Piotr nodded. “Where is? Where?”
Yukiko frowned. “I don’t know where he is.”
“Die?” Piotr closed his eyes, crossed his hands over his chest. “Is die?”
“I…” Her voice cracked and she cleared her throat. “I don’t know.”
“Call?” Piotr put his fingers to his lips, gave a shrill whistle. “Calling him?”
“Izanagi’s balls, he’s not a dog.” She eyed the gaijin one by one, anger swelling her chest. “And believe me, the last thing you want is him coming here. He’d tear this little tin can of yours to pieces. He??
?d show you the color of your insides.”
Piotr shook his head and spoke with an apologetic tone to Danyk. The woman shrugged, addressing the men as if they were children, and with a sigh, the big man nodded. He held up the cylindrical object in his hand, unwrapped the oilskin, and Yukiko caught her breath as she saw her katana gleaming in the half-light.
“Yofun,” she whispered.
She’d thought it’d been lost in the ocean.
“That’s mine, bastard,” she hissed.
Piotr offered what she assumed was an abridged translation. Danyk drew the katana, soft music of folded steel ringing against the backdrop of the storm.
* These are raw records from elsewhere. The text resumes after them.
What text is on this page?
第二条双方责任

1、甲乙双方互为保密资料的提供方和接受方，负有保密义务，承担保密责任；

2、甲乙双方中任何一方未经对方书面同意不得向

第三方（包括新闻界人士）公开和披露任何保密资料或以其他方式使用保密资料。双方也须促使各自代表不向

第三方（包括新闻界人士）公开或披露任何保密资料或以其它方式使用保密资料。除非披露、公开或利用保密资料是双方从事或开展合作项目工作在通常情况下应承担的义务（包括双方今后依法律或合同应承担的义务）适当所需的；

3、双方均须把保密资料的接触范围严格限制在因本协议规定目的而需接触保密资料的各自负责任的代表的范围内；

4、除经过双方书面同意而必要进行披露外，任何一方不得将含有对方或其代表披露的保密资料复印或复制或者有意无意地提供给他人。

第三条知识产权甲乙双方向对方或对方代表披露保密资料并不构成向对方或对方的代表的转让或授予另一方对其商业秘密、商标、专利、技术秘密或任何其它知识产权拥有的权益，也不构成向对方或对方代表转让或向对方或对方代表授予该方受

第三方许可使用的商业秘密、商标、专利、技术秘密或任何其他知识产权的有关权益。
He tilted the blade, watched the light rippling across the polished face. With a grunt of admiration, he looked down at Yukiko.
“Spy,” he said.
“No.” Yukiko grit her teeth. “I am not a spy.”
Danyk lowered the blade by inches, until it was level with Yukiko’s throat. She swallowed her rising fear, forced away the pain at the base of her skull, the pounding of the world just outside her head. She met the gaijin’s stare. Unblinking. Unafraid.
Danyk spoke to Piotr, a sharp mouthful tinged with command.
“What soul you pledge to?” Piotr said.
“Soul?” Yukiko shook her throbbing head, eyes still on Danyk. “What the hells are you talking about?”
“Name.” The man slapped his right shoulder. “Name!”
“I told you, my name is Yukiko!”
Danyk growled deep in his chest, muttered a word. Piotr reached out and took hold of Yukiko’s collar, still damp with seawater.
“Sorry,” he said, meeting her eyes. “Sorry you.”
“Wha—”
The gaijin jerked her uwagi back and down, exposing her shoulders and breasts. Yukiko’s words became a shriek of outrage, bucking on the bed, blood flooding her cheeks as she swore and spit and thrashed in impotent fury, that beautiful, wonderful rage returning with a vengeance. Veins standing out like cable in her neck, restraints cutting into her flesh as she cursed them for cowards, screaming, snarling, vowing if they came near her, she’d kick in their heads, gouge out their eyes, tear their throats apart with her teeth.